# Optuna 

## Prepare Environment

In [None]:
import numpy as np
import pandas as pd
import matplotlib.pyplot as plt

import optuna 
import optuna.visualization as optvis
from sklearn.model_selection import cross_val_score

from sklearn.pipeline import Pipeline
from sklearn.impute import SimpleImputer
from sklearn.compose import ColumnTransformer
from sklearn.preprocessing import OneHotEncoder, StandardScaler
import joblib

from sklearn.linear_model import LogisticRegression
from sklearn.tree import DecisionTreeClassifier
from sklearn.ensemble import RandomForestClassifier, ExtraTreesClassifier
from sklearn.model_selection import GridSearchCV, train_test_split
from xgboost import XGBClassifier
from lightgbm import LGBMClassifier

import gc

In [None]:
def opt_plot(study, plot):
    if plot == 0: return optvis.plot_optimization_history(study)
    if plot == 1: return optvis.plot_slice(study)
    if plot == 2: return optvis.plot_parallel_coordinate(study)
    if plot == 3: return optvis.plot_contour(study)
    if plot == 4: return optvis.plot_param_importances(study)

## Load and Prepare Data

In [None]:
train_id = pd.read_csv('../input/ieee-fraud-detection/train_identity.csv')
train_transaction = pd.read_csv('../input/ieee-fraud-detection/train_transaction.csv')

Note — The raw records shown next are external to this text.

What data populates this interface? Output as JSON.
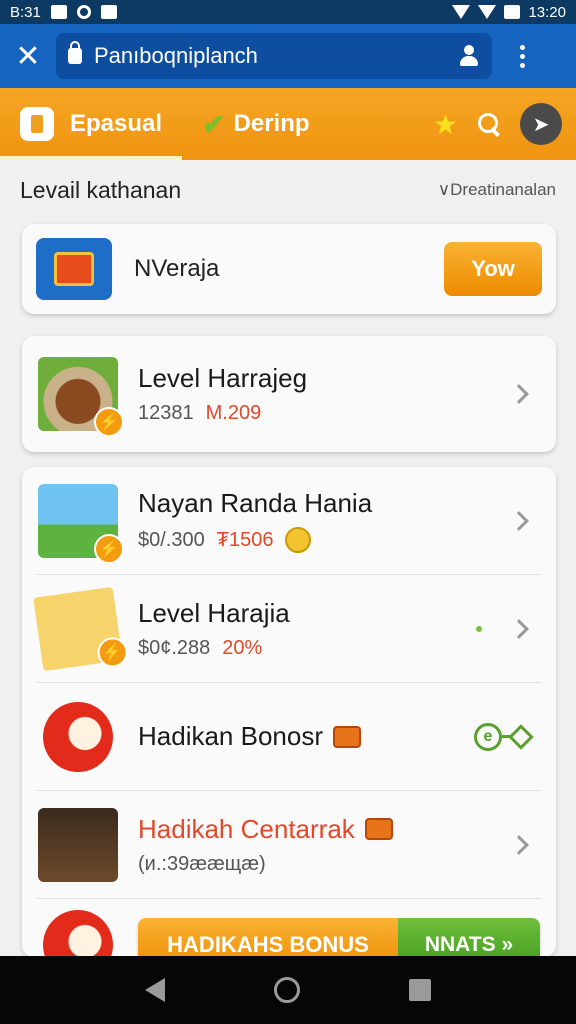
{
  "status_bar": {
    "left_text": "B:31",
    "time": "13:20"
  },
  "browser": {
    "url": "Panıboqniplanch"
  },
  "tabs": [
    {
      "label": "Epasual",
      "active": true
    },
    {
      "label": "Derinp",
      "active": false
    }
  ],
  "section": {
    "title": "Levail kathanan",
    "link": "∨Dreatinanalan"
  },
  "promo": {
    "name": "NVerajа",
    "button": "Yow"
  },
  "level_item": {
    "title": "Level Harrajeg",
    "sub_a": "12381",
    "sub_b": "M.209"
  },
  "items": [
    {
      "title": "Nayan Randa Hania",
      "sub_a": "$0/.300",
      "sub_b": "₮1506"
    },
    {
      "title": "Level Harajia",
      "sub_a": "$0¢.288",
      "sub_b": "20%"
    },
    {
      "title": "Hadikan Bonosr"
    },
    {
      "title": "Hadikah Centarrak",
      "sub_a": "(и.:39ææщæ)"
    }
  ],
  "bonus": {
    "label": "HADIKAHS BONUS",
    "action": "NNATS »"
  },
  "colors": {
    "accent_orange": "#f5a623",
    "brand_blue": "#1565c0",
    "accent_green": "#5aa02c",
    "accent_red": "#e2482a"
  }
}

print(f'Size of train_id - rows: {train_id.shape[0]}, columns: {train_id.shape[1]}')
print(f'Size of train_transaction - rows:{train_transaction.shape[0]}, columns: {train_transaction.shape[1]}')

In [None]:
train = train_transaction.merge(train_id,on=['TransactionID'],how='left') 
print(f'Size of train - rows : {train.shape[0]}, columns : {train.shape[1]}')

In [None]:
train.head()

In [None]:
train_GB = (train.memory_usage(deep = True).sum()/1024**3)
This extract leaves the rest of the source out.